Wiesbaden in Germany turned out to be a city that offers lots of fun combined with beautiful architecture and an impressive history. Let’s check it out!
“We use around 250,000 liters of water every day….”
The technician of the 100 year old Kaiser Friedrich Spa lets us in early Saturday morning for a look behind the scenes.
“At this spa 5 natural hot springs come together”, he proudly continues. “We use the hot thermal water to heat our baths, but of course you can also bathe in pure thermal water. And did you know that thermal water also has healing powers?”
The Kaiser Friedrich Therme is one of 15 natural hot springs in Wiesbaden. Some of them are canalised for use in bath houses. Elsewhere the water spurts out of the ground for public use. In these public areas people fill plastic bottles with the water that is indeed said to have healing powers.
Of course we also drank a cup….but let me tell you about the taste later.
Nero mountain railway
A bit older than the Kaiser Friedrich spa is the Nerobergbahn (Nero mountain railway). You now know they use a lot of water in Wiesbaden and this railway is no exception.
“This beautiful railway is 125 years old. We use 7,000 liters of water for each 3,5 minute train ride up the mountain. Don’t worry, we reuse every drop of it!”
We talk to the train driver when he drives the historical machine down the track. The two trains on this railway move at the same time, where the one going down has an additional ballast of 7,000 liters of water. Through a well-designed ballast system and an 8-braided cable, the trains pull themselves to the top. No electricity, no coals, just water.
From the top of the Nero mountain you have a wonderful view of the city of Wiesbaden.
Thermal water everywhere
The earth’s crost below Wiesbaden is quite thin. Deep down in the earth (2 km) water flows for thousands of years where it passes the magma below the thin earth’s crust. It gets heated up. Through constant pressure the hot water is being pushed upwards…..up to the city of Wiesbaden. 2 million liters of thermal water is being pushed out of the earth every day.

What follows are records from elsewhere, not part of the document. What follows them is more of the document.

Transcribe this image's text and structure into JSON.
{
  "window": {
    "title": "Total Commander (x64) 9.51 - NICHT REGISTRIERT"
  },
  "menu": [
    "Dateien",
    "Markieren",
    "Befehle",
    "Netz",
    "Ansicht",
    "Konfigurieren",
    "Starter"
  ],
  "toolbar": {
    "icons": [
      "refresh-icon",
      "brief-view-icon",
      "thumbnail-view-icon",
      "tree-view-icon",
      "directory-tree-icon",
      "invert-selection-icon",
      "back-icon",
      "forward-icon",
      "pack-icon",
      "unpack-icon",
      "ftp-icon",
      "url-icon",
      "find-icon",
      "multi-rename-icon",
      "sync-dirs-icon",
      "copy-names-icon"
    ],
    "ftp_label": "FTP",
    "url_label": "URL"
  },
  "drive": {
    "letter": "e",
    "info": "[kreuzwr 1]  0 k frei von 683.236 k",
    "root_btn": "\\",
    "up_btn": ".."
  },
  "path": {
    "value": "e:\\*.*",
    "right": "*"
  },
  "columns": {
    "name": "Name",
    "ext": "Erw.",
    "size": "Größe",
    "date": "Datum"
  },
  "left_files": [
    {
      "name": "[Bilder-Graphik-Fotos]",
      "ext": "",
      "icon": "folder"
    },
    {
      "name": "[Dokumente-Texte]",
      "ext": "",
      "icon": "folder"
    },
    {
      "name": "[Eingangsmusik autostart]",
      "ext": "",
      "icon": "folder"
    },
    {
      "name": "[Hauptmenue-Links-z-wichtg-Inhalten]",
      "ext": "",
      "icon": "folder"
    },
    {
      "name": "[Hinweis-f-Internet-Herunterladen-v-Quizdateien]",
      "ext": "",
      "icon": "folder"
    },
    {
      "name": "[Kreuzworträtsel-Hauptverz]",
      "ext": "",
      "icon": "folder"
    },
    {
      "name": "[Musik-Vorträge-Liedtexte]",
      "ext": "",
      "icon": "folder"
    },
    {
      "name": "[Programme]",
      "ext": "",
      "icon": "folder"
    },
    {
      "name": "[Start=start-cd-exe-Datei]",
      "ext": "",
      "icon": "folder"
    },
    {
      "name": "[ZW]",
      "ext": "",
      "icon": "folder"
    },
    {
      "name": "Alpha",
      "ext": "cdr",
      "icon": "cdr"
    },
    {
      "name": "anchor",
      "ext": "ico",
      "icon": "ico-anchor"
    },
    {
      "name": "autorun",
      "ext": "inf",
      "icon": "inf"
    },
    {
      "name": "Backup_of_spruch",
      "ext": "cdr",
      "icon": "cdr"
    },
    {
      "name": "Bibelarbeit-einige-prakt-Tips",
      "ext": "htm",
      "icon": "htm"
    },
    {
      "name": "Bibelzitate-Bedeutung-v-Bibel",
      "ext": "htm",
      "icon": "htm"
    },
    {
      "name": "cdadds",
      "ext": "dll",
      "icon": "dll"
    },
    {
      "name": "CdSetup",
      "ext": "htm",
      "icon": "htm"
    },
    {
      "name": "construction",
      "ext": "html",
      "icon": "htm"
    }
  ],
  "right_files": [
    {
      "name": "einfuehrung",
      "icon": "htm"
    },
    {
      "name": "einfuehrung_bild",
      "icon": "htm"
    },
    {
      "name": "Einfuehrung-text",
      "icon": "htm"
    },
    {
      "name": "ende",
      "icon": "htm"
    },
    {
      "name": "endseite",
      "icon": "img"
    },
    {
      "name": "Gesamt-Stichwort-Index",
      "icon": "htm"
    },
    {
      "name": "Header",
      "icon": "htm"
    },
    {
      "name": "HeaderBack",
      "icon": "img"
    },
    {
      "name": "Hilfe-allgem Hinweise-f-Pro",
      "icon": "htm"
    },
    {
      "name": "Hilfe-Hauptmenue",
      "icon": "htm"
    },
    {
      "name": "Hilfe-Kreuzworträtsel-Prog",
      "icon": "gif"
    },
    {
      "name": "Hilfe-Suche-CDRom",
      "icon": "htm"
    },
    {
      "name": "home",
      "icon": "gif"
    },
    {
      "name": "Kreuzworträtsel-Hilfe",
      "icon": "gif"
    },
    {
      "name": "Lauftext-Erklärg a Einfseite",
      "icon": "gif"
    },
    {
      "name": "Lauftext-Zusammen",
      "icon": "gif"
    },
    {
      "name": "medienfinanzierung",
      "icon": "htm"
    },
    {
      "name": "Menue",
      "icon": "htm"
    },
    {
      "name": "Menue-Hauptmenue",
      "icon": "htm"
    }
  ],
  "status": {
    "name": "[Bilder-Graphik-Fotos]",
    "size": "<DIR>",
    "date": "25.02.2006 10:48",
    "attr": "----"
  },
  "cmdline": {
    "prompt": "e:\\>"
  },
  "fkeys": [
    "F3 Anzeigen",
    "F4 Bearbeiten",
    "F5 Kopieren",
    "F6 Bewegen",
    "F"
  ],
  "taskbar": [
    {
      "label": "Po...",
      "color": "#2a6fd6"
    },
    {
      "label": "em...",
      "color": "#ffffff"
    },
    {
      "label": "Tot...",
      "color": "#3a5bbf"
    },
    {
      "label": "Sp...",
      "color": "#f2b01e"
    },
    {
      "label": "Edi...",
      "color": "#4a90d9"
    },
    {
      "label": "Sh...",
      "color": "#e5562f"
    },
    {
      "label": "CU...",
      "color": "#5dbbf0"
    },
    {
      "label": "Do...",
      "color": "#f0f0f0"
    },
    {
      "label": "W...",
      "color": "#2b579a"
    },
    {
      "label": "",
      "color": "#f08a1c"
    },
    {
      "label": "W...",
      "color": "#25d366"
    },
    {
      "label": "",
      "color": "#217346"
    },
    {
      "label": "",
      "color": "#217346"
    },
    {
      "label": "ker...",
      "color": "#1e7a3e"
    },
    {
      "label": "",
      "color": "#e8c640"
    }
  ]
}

I kid you not. 2 million liters every day.
Wealth of the city
This thermal water has always been the wealth of the city. People were drawn to the city and Wiesbaden quickly became a thriving spa town. There has always been a strong believe in the healing power of the water.
“As long as you believe it, it helps against skin diseases, obstipation, throat problems…..and even against the cat of the neighbor” (Quote Patrick the Guide – Patrick was our amazing guide that I will keep on quoting).
“Money doesn’t smell, but it tastes funny” (Quote Patrick the Guide)
The thermal water, the wealth of Wiesbaden, does indeed taste funny. It holds an abundance of minerals after thousands of years of below ground activity. In the past poor people used to drink it a lot: the salty tasting and warm water gave them the illusion of having eaten a full meal!
Patrick tells us that today some local people still drink about 1 liter per day (which is actually the maximum they advise you to drink, because of all those special mineral ingredients…). We had enough after a small cup. But hey, you have to try the local delicacy!
Everywhere in Wiesbaden you can drink water coming out of the ground. But when we encountered this, Patrick said (and I again quote): “This was drinking water…. before the dog got in”.
Spas are of no strategic importance….luckily
Where many German cities where bombed and destroyed in the Second World War, Wiesbaden was spared. Being a spa town it was of no strategic importance. That’s why the city is full of beautiful architectural highlights.
Wiesbaden, the Nice of the North
They call Wiesbaden the Nice of the North. It indeed has a nice climate and the area is full of vineyards. Wiesbaden is part of the Rheingau area, producing a very nice Riesling white wine. There are wine festivals that are of course a perfect combination with a visit to one of the spas. After your spa treatment it’s great to relax in one of the beautiful parks.
Wiesbaden is a great destination and absolutely worth a visit: The Wiesbaden museum, the Russian Church, the Kurhaus and many more fascinating places. Check out all these Wiesbaden travel tips on this blog later this month.
It’s also a great place to discover by bike (as I will show you in one of my next posts).
We stayed in the Schwarzer Bock (Black Goat) hotel, the oldest luxury hotel in Germany. It dates back to 1486 and started as a bath house. Today it still has its own spa.
When you love spas and great architecture you definitely have to visit this beautiful city. Yes, it’s time to visit Wiesbaden!
Our family has been traveling to Wiesbaden by invitation of Wiesbaden Marketing.